Air Plan Approval; Wisconsin; Infrastructure SIP Requirements for the 2012 PM2.5 NAAQS
Locally in Wisconsin, the regulatory freeze potentially delays implementation of infrastructure requirements that are designed to ensure that the structural components of the state’s air quality management program are satisfactory under the Clean Air Act.
Pesticides; Certification of Pesticide Applicators
Another of the affected rules would modify the standards that protect pesticide applicators. The EPA has stated that this rule would increase the protection for pesticide applicators, improve the standards those applicators are held to by increasing training and supervision, and establish a minimum age for certification. The rule would revise categories of certification and expand the qualifications required to become certified.
2. Grant Program Freeze
The EPA had also temporarily frozen its grant programs at the instruction of the Trump administration. The EPA grant program awards more than $4 billion in funding every year for research, education, and environmental monitoring. The EPA resumed issuing grants late Wednesday. The freeze had caused uncertainty for a multitude of cities and states regarding the cleanup of toxic pollution. Doug Erickson, the EPA’s new communications director, stated that the vast majority of contracts and grants had been cleared and that the freeze was only a temporary pause.

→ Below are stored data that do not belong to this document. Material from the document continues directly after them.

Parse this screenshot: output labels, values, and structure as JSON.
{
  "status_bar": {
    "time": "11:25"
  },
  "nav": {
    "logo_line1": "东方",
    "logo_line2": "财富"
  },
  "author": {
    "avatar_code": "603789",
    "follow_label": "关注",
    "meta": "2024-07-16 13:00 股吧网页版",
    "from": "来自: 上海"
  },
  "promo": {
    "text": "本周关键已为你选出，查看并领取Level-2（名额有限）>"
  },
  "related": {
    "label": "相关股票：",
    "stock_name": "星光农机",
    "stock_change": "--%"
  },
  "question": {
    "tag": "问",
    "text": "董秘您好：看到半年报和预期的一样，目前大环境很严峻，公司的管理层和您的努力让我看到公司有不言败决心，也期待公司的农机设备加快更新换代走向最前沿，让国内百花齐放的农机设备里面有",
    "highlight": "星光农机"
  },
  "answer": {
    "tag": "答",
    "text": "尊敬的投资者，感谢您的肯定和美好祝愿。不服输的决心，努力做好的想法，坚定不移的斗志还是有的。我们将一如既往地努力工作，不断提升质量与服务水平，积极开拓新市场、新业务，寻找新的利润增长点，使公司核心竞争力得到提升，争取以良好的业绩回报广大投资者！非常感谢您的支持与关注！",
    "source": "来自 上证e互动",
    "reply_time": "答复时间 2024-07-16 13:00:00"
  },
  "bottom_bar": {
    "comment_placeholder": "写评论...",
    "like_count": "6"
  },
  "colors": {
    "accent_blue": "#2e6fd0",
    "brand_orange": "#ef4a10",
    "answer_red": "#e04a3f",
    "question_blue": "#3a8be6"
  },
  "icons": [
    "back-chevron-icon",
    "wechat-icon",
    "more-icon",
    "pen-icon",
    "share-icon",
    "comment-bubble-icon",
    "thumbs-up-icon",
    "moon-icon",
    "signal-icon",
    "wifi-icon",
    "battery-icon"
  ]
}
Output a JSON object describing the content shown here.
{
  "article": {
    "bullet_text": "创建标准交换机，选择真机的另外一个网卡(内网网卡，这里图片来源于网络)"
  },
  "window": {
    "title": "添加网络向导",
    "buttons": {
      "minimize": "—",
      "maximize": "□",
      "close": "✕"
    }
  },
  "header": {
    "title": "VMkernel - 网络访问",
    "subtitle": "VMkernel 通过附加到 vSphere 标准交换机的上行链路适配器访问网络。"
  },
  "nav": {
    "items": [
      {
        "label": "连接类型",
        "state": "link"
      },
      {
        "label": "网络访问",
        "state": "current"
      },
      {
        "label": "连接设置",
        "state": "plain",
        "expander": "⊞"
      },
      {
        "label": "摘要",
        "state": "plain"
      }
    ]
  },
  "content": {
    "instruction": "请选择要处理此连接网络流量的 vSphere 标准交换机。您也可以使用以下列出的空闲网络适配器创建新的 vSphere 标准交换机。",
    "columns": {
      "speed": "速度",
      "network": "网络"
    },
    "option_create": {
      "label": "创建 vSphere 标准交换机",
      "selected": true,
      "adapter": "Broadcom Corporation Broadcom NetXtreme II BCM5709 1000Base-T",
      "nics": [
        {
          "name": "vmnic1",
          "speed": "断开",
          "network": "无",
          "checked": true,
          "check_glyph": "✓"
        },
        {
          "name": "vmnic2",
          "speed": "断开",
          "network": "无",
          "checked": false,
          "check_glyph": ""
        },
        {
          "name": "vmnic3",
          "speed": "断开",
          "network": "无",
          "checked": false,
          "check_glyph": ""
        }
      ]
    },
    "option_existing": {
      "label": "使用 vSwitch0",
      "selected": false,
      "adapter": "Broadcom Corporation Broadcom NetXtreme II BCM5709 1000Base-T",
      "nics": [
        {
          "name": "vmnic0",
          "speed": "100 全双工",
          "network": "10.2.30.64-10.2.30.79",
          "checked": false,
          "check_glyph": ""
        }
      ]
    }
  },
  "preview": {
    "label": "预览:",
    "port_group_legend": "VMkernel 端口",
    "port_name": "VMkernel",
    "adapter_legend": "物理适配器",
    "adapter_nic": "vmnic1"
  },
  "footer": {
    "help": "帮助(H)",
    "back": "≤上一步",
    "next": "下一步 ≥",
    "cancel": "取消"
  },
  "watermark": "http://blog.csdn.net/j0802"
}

3. Two-for-One on New Regulations
On Monday, January 30, President Trump signed an executive order requiring federal agencies (including the EPA) to eliminate two existing regulations for each new regulation it promulgated. The order further requires that the cost of any new regulation must be offset by eliminating regulations imposing equivalent costs to businesses, presumably creating an additional layer of oversight for new and existing rules by the Office of Management and Budget (OMB). For now it is unclear how such a requirement would play out in practice. In particular, scrapping old regulations still requires compliance with the Administrative Procedure Act. In addition, many environmental statutes contain mandates to the EPA to promulgate regulations within specified time periods (many of which the EPA has already missed), presenting potential conflicts with such a broad executive order and delays that may result. At a minimum, it would appear that the implementation of this executive order will subject rulemakings to several rounds of litigation at multiple stages and, in all likelihood, slow their progress.